Thursday, September 8, 2005
(Photo)
Fred E. Smith
The former Newbern resident who was convicted of murdering his wife after dumping her body on his family's farm in rural Dyer County in 1988 was refused parole this week.

Fred E. Smith, 65, was living in Fayetteville in north central Tennessee in 1988 when he was convicted in a Macon County court of first-degree murder charges. The body of his wife, Kathy Marie Smith, 32, was found in July 1988 by local authorities on a farm southeast of Newbern owned by Smith's grandmother. Her body was found in a ditch, covered by pieces of wood and hay. The reported cause of death was a hammer to the head. Police said they suspected Smith killed his wife in Fayetteville and sought to hide the crime by moving the body to Dyer County.

Smith was sentenced to 50 years in prison for the murder.

Jack Elder, spokesman for the Tennessee Board of Probation and Parole, said only four votes from the board's seven members were required to decide on Smith's parole. The votes were unanimous in declining Smith's request for release.

"We had to have four concurring votes," said Elder. "The last two came in this week."

Smith's parole consideration began Aug. 11.

Voting against Smith were board members Ronnie Cole (former state representative for Dyer County), Larry Hassell, James Austin and board chairman Charles Traughber.

Smith reported in early July 1988 to Fayetteville police that his wife was missing, telling authorities she "had called him at his place of employment and told him she was tired of being a burden and that she was leaving."

Police were immediately suspicious of Smith's story, as Smith in 1977 entered a guilty plea in Sumner County to second-degree murder in the death of his second wife, Doris.

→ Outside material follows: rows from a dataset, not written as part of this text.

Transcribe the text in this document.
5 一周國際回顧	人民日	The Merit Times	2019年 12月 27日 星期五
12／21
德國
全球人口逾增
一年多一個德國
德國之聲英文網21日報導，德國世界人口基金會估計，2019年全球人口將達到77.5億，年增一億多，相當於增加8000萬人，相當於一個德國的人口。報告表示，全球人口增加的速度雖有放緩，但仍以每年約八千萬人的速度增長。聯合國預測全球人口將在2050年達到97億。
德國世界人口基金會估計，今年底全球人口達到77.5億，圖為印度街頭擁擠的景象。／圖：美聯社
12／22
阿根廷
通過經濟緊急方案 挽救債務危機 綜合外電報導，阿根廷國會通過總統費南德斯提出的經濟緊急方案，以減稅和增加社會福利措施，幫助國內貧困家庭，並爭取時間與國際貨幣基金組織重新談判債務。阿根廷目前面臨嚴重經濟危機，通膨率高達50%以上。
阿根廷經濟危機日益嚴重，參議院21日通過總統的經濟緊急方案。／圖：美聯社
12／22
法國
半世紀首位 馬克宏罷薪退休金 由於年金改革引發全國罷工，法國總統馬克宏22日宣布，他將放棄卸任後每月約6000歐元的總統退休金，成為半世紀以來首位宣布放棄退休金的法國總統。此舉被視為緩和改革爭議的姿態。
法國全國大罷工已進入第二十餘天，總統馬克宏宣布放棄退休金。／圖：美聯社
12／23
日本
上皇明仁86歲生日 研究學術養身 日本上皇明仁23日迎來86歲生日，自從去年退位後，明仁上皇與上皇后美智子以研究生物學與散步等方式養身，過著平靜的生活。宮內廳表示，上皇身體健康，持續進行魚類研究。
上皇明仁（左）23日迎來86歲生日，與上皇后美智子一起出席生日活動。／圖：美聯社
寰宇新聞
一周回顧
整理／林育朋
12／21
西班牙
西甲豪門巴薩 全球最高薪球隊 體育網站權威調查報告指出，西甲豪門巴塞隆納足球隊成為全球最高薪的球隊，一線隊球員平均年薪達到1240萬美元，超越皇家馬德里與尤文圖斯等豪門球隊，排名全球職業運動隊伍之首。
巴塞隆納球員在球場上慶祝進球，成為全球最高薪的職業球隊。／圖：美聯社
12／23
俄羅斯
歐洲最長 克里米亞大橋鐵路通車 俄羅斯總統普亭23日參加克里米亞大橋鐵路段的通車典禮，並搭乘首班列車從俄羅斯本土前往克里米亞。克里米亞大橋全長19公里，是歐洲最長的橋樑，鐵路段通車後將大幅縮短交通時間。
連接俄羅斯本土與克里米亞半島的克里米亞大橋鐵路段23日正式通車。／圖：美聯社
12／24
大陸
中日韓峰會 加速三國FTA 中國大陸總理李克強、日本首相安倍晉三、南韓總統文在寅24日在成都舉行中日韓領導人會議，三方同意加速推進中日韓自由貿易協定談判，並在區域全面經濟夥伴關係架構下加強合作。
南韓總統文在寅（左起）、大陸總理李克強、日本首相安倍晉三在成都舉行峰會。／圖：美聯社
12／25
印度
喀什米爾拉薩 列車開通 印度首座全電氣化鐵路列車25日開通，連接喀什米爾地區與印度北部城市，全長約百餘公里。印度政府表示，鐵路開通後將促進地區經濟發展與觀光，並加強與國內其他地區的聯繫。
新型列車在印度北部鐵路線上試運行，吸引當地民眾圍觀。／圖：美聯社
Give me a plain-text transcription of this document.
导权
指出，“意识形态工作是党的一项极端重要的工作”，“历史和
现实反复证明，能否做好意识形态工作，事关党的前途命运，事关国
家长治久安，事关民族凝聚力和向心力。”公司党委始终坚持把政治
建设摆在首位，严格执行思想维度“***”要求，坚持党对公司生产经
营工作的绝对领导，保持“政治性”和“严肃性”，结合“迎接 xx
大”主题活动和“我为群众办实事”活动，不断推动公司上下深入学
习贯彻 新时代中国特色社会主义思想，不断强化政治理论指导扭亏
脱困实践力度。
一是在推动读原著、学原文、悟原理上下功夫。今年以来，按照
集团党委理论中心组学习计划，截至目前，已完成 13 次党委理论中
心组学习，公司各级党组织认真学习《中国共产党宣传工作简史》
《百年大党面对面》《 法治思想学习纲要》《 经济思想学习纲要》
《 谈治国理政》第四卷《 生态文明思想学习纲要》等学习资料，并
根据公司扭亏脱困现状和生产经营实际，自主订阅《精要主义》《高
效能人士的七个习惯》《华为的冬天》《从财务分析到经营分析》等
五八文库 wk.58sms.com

Smith was sentenced to serve 10 years in prison for that conviction. He served 23 months before the sentence was commuted by then-Gov. Ray Blanton in January 1979. Smith's commutation was one of the last 26 signed by Blanton during the last days of his term, actions that prompted the legislature to oust Blanton and allow governor-elect Lamar Alexander to assume office early.

Blanton, who died in 1996, was never charged in connection with allegations of selling pardons to Tennessee inmates.

A parole hearing was held for Smith in February 1979. The five members declined to recommend clemency, but by then Blanton had already acted. However, Smith's sentence was not officially discharged from the Tennessee Department of Correction until June 1979.

Elder said Smith was one of 375 incarcerated offenders whose parole hearings had been deferred by the parole board for more than six years. The state Attorney General ordered the backlog be reduced, and the board began rescheduling hearings in April 2005.

Smith is currently imprisoned near Tiptonville at the Northwest Tennessee Correctional Center. His next parole date is set for August 2011. Smith's end date of the sentence is June 19, 2030.